On Saturday night, my mind was going crazy from all the beauty I saw. I couldn’t sleep. The moon was full and bright. Visions of what I might see were before me. I decided to get up before dawn and stomp around the hills. I wanted to see what the beautiful icy vistas would like at sunrise. I left in the dark. I drove up our hill and then down and around our road. Around the big bend, here is the scene at dawn. The blueness of the light was amazing.
Across the road, there is a stately apple tree that our sheep have spent many an afternoon under hiding from the sun.
Up the road on East Hill, the sun was beginning to come up from behind the horizon.
It was 15 degrees and every little stalk of grass was covered with a thick coating of ice.

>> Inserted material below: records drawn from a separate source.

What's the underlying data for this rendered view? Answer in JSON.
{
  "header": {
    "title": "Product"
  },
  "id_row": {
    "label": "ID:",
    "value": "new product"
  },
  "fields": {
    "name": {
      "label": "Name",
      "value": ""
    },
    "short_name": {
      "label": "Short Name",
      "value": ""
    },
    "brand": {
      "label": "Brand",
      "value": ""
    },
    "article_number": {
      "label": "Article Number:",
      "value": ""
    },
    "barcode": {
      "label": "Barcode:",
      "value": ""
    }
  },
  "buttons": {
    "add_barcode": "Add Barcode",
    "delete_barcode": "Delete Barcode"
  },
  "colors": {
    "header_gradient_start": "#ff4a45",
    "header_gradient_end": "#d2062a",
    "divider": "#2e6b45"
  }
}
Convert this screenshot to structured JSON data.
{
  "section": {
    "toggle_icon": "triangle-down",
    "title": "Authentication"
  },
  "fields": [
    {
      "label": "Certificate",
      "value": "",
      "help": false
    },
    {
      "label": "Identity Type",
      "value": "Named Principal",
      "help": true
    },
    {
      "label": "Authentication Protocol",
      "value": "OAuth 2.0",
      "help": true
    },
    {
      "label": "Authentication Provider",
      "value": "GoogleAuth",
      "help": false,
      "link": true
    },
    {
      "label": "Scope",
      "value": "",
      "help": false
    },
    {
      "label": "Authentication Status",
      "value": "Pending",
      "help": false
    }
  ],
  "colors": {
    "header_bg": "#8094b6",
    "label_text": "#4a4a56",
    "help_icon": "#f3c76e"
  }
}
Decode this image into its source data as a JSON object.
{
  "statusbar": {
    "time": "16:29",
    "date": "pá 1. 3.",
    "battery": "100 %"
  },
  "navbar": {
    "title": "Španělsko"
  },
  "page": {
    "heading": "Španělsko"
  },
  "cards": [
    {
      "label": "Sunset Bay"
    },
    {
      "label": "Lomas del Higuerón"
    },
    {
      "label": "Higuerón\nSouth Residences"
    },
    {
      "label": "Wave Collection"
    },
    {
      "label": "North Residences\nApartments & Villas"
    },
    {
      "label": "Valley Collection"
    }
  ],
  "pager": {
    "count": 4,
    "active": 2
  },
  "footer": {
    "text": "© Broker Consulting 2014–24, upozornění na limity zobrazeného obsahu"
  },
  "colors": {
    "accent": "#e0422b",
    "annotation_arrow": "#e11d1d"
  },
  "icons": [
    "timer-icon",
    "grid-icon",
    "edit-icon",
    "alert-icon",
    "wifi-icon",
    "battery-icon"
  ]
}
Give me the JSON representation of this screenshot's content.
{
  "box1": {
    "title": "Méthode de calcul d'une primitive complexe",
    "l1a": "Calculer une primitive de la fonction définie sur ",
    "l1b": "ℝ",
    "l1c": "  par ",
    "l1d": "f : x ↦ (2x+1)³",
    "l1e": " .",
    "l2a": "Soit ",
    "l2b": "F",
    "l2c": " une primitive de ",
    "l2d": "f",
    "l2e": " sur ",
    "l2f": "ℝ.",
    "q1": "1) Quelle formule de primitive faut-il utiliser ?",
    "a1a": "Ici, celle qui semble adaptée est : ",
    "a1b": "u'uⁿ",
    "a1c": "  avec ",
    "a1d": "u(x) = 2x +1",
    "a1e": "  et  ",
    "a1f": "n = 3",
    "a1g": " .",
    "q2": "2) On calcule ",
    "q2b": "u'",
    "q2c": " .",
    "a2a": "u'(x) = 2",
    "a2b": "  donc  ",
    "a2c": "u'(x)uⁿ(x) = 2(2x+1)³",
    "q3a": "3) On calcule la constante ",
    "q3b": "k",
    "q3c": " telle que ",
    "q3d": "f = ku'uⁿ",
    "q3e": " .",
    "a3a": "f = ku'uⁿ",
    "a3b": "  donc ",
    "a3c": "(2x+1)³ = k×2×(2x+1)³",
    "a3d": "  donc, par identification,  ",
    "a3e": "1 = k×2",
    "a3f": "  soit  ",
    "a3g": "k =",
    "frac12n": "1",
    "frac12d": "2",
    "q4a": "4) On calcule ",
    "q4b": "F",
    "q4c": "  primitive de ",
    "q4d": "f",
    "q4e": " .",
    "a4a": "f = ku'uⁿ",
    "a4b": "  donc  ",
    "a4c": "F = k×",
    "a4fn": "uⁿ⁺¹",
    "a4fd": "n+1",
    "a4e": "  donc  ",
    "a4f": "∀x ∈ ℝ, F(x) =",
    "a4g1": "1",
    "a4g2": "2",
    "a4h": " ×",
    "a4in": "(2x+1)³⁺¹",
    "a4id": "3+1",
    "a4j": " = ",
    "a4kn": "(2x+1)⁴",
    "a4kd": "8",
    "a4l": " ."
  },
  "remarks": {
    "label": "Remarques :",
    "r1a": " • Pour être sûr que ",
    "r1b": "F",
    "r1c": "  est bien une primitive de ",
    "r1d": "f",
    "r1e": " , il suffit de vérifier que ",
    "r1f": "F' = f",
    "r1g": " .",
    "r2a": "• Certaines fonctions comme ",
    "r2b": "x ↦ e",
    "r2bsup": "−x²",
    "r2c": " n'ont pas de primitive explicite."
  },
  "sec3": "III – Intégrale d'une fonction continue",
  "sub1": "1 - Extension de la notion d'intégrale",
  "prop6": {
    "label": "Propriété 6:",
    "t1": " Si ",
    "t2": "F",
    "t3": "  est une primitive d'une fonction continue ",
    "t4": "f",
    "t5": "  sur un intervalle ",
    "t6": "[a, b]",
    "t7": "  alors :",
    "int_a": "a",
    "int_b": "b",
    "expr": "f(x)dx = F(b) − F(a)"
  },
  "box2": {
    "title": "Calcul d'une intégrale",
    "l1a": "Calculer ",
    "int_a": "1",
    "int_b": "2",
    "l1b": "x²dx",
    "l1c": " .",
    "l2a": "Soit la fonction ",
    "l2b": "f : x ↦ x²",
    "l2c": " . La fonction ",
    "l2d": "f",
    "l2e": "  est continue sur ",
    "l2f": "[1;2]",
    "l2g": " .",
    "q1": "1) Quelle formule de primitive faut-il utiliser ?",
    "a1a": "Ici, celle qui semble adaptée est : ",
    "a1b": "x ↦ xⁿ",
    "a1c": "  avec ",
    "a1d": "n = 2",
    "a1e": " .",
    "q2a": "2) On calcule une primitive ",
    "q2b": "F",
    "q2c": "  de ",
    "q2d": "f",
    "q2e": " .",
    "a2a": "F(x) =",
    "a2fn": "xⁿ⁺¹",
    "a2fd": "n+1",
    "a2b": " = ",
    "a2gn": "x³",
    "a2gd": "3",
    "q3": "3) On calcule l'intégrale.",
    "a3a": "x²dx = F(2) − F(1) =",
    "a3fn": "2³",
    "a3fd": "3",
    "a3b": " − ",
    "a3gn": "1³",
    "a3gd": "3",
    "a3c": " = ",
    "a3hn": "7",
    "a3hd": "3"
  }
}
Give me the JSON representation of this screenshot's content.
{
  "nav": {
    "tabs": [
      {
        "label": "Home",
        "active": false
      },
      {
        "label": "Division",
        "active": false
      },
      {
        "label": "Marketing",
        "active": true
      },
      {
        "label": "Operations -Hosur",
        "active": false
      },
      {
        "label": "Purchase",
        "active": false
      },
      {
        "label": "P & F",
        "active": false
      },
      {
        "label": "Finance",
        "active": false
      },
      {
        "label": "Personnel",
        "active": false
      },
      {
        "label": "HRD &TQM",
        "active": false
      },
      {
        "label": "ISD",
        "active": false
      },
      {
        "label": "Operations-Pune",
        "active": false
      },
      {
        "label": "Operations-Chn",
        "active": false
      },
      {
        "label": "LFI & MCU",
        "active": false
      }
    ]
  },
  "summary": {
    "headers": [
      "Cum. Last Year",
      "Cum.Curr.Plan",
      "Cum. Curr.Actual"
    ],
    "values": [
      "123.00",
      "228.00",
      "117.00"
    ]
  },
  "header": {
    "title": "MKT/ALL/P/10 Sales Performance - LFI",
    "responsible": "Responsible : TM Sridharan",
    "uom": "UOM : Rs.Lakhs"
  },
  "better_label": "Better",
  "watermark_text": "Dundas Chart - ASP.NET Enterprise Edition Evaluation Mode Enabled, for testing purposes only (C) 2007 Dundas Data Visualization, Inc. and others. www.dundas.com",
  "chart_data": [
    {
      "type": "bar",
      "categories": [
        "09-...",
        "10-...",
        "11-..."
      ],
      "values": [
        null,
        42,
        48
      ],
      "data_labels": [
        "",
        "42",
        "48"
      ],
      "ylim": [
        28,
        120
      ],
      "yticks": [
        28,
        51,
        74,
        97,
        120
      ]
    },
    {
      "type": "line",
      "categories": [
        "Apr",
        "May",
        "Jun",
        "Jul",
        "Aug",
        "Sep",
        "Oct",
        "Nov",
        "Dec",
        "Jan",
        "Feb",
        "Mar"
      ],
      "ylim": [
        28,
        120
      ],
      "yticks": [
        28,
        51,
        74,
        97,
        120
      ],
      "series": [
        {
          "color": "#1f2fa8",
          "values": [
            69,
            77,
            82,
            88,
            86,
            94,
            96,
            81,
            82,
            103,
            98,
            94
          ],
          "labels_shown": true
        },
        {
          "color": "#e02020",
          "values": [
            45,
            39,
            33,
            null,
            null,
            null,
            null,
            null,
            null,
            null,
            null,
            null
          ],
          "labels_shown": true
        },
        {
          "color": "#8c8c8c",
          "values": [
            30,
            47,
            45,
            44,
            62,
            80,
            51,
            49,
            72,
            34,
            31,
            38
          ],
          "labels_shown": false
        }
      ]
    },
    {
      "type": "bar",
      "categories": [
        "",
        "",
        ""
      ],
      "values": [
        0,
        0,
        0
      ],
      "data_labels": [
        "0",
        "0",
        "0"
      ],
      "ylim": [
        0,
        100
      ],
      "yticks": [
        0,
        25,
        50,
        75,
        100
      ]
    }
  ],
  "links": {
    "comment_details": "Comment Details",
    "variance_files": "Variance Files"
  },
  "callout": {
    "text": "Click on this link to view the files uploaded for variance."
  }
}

I was the only one around - I still can't believe my fortune to have been there to see all this beauty.
On that side of town, everyone was hunkered down, trying to keep warm in their cold houses. People here are used to this kind of thing. Almost everyone has a wood stove so keeping warm isn't a problem. Cooking - just stick it in a cast iron pot on top of the stove. Let it simmer and supper will be done in about three hours. Country people have had to be resourceful before and they know how to survive without power for days - even if it isn't pleasant.
The sun started to rise higher in the sky and the light began to change.
These photos look so peaceful. Once I got used to the terrain and ice and taking care not to slip and hurt myself, I started to listen. I heard the ice falling as the wind rustled the trees - it was a a lovely tinkling sound. I had a brief moment when I wished I was a sound person with a tape recorder. As the folks started to wake up, I started to hear other noises - they weren't as pretty as tinkling ice. They were the roar of generators and chain saws. No more peace, but still alot of beauty.
By the time I left at 9:00 a.m., the sun was high in the sky. The road looked like this. I was pretty frozen but satisfied with myself for getting up so early on a Sunday. Thank goodness for wool socks, coat, hat, scarf, and mittens.